Today I’m reminded of an article by Ginger Strand I read years ago in Orion Magazine. I reread it every year on Earth Day. The Crying Indian is a brilliant and thought-provoking account of the fraudulency of big business and industry in the name of environmentalism. The article examines the history of the beverage industry and how disposables and the rhetoric of planned obsolescence have become the norm.
And we are seeing the devastation today. Our world oceans and waterways are polluted with plastic bottles, bags, and other types of plastic waste. But it’s not just oceans that are suffering; marine wildlife is too and as fish ingest plastic debris made from toxic chemicals they are passing it along to our food chain. The politics of hydration have made refillables nearly a thing of the past.
Today and over the weekend many of us will be heading outdoors to lend a hand for Mother Earth—and rightfully so, it’s needed. My ask of you before you step outside is to take 20 minutes and read Strand’s article. It will be well worth your time. And then share it with friends and family.
While we all certainly need to take responsibility for our environmental woes, Strand makes a solid case the burden is not all ours. The purveyors of product and industry trained us to be wasteful. Her article takes me back to my days as an undergrad when I was introduced to the book, Captains of Consciousness: Advertising and the Social Roots of the Consumer Culture, by my scholarly hero, Stuart Ewen. It was Ewen who set me off on an a life-long quest to fight corporate greed.

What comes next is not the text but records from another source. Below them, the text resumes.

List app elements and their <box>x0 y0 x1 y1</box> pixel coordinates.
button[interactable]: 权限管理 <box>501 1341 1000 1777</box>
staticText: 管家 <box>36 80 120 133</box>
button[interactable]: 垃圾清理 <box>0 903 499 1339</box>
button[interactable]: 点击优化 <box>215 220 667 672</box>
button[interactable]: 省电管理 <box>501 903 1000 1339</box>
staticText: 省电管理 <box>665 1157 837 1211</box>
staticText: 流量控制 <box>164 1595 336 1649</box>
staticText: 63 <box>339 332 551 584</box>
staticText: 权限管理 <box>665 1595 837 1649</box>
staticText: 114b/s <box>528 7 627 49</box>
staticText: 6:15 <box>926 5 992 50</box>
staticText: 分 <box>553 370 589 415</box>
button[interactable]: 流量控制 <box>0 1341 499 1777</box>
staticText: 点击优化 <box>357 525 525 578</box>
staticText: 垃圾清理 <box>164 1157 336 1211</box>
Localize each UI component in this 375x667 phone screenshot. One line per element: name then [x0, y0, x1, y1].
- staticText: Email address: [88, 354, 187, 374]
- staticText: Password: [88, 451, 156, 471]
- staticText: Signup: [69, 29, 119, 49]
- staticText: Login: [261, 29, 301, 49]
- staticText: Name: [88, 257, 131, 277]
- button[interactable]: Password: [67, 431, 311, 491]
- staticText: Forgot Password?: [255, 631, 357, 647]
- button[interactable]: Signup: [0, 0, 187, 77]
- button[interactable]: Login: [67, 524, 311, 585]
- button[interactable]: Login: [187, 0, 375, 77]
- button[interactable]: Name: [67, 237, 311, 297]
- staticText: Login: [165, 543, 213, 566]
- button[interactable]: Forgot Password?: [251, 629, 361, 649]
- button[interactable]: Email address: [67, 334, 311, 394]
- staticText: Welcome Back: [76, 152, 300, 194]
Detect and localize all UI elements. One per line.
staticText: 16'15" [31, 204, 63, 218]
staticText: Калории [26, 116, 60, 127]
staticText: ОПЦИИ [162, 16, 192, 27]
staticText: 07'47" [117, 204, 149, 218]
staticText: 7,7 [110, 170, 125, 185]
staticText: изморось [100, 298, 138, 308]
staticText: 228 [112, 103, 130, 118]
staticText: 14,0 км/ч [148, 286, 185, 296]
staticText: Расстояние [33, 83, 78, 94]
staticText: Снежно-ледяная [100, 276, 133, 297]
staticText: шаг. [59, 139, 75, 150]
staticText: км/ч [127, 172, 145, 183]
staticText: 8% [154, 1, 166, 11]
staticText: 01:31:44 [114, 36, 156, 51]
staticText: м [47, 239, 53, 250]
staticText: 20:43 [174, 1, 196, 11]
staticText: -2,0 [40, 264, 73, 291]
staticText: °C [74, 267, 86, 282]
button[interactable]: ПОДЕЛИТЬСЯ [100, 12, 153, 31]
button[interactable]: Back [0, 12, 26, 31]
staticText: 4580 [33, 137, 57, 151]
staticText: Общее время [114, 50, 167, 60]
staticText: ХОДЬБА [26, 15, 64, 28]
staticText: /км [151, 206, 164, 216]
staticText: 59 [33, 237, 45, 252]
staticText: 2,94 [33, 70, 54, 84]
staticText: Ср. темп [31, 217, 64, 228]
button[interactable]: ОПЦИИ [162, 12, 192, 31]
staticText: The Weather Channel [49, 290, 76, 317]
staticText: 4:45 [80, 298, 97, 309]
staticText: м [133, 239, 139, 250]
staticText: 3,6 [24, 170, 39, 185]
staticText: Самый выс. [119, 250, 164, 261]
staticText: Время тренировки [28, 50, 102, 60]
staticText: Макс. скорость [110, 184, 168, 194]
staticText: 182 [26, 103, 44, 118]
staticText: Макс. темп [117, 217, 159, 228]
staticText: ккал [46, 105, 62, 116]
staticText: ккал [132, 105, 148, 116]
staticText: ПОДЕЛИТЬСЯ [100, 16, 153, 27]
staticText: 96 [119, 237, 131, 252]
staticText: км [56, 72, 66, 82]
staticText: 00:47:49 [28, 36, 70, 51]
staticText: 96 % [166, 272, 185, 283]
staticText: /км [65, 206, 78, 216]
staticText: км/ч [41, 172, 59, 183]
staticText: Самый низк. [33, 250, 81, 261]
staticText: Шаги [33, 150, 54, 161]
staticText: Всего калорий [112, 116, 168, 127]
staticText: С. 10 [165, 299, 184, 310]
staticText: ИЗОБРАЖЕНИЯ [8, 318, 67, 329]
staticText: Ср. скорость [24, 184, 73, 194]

So, where am I going with all of this? Good question. As Strand suggests industry has done a remarkable job of steering the conversation to the “consequences of our actions” rather than on the system. I’m not suggesting we pass the blame to industry but rather we reject our own complacency and take on issues we’re passionate about and educate others—I believe small acts can make a difference—we see evidence of this every day. The system is broken but not insurmountable.
I will continue to be resolute in my actions to create a more just and sustainable world. If you see me running, there’s a good chance I’ll be picking up trash on our trails and wildplaces. I will continue to ween myself off plastics and be vigilant about recycling. Most of all, I will strive to make the world better than when I entered it the year after Earth Day was introduced.
I encourage you to read Strand’s article and then spend a few minutes reflecting on how you want to leave your mark—this is the best thing you can do for the Earth today.